Working it out. Finally this goal will forever be on my list. I think working out will be on my to do list, wish list, goal list for my whole entire life. And not because I suck at it or need to feel like I have accomplished something - but striving for optimal health, reducing stress, and feeling good should ALWAYS be a focus and I am OK with this needing to be a work in progress for the duration. This month I did not add in YOGA, I was not good about any circuit training - but I did run. I did not train to my best ability, I did not run every morning and I was not always at my best pace, but I did run many mornings, I did sign up for a 5K, and I did complete it. OOO and I really enjoyed it…..ALL of those are wins in my book and I only hope to grow. Bad news right now - I have done something to my foot. I am avoiding the doc in hopes that it will go away, but I am on Danny watch and thinking I may be heading to the doc with in the next two weeks. Not ideal….and I therefore I am not running - but true to my realization, your body is constantly changing and so the experience of working out will always be evolving. So I can say I had some great success on this road, but the journey is no where near complete.

Reading - BULER…… SIGH, I don’t even know what to say but read the past three months to find my frustration with this aspect and how it needs to change. Summer is coming….I love me some pool reading…maybe I will get my ass - or eyes I guess - in gear here.

Finally my last two goals for March were to continue to take my spiritual focus to the top of my priorities and to have my blog go public.
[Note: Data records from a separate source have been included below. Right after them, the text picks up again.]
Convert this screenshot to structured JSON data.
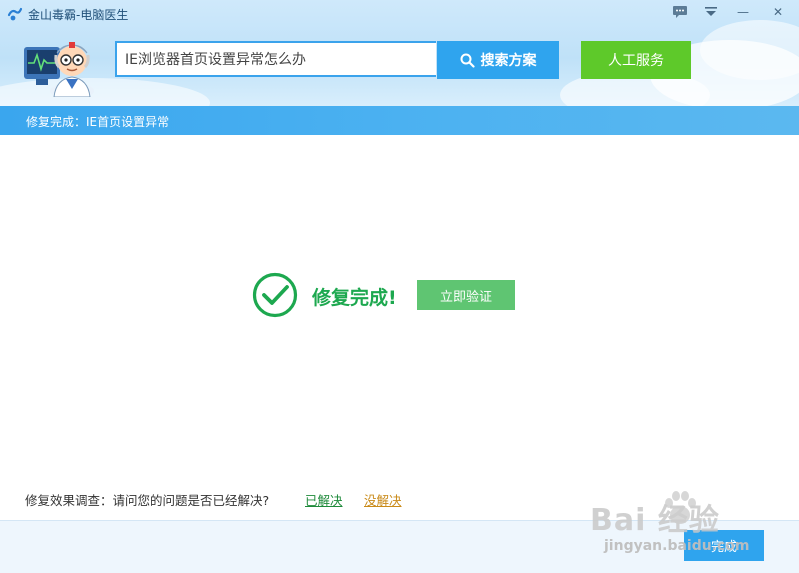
{
  "app": {
    "title": "金山毒霸-电脑医生"
  },
  "window_controls": {
    "chat_icon": "chat-bubble-icon",
    "menu_icon": "dropdown-menu-icon",
    "min_label": "—",
    "close_label": "✕"
  },
  "search": {
    "value": "IE浏览器首页设置异常怎么办",
    "button_label": "搜索方案",
    "icon": "search-icon"
  },
  "service": {
    "button_label": "人工服务"
  },
  "status": {
    "text": "修复完成：IE首页设置异常"
  },
  "result": {
    "title": "修复完成!",
    "verify_label": "立即验证",
    "icon": "check-circle-icon"
  },
  "survey": {
    "question": "修复效果调查：请问您的问题是否已经解决?",
    "solved_label": "已解决",
    "unsolved_label": "没解决"
  },
  "footer": {
    "finish_label": "完成"
  },
  "watermark": {
    "brand": "Bai  经验",
    "url": "jingyan.baidu.com"
  },
  "colors": {
    "accent_blue": "#2fa4ee",
    "accent_green": "#5ec92a",
    "success_green": "#1da84f"
  }
}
My faith focus has been wonderful. Not in the way that I envisioned it, but really strong and life sustaining. I have found my way to prayer with my stress level, with the fears in the world right now, and in my desire to be more compassionate. In the last few months I experienced the intense desire to balk my knee jerk reactions and try to find the better version of myself towards the outside world. The only way to find and share that kind of peace is though God and these past months and Easter season, he was working hard on my heart and I am both grateful and inspired to seek more and open myself up to understand more of His plans.

Have A Little Faith in Me has always been public. If you search for it, you will find it and it is listed on my Twitter and Pinterest personal pages, but I have not gone as far to openly talk about it to a lot of people or put it as part of my actual social media posts. I have not 100% openly owned or been encouraging of others to read it. These past few months, not just March, have been a blur. My calendar and days are just jam packed. My work load and my projects lists are overwhelming and I have just not had the time to even think about how to take this next step. The next few weeks will better tell me where I am with my schedule and how I am even doing with regular posting, so for now I have decided to just go from there. This is a dream of mine that is still important - so its not going anywhere, but now is not the time. All I can really say here is stay tuned and thanks to the few of you who have found me and follow along.

We are into May and this is the 5th month of 2015. WOW….. we are quickly moving away from the New Years resolution phase. But all my trails and errors, all the good and bad experiences of 2015, all the changes in my world and hope for change on my heart keeps saying to me so very loudly and so very clearly - every day, every hour, every minute is a chance to take a step to becoming the person your meant to be, so never give up because in 60 seconds - you get to try again.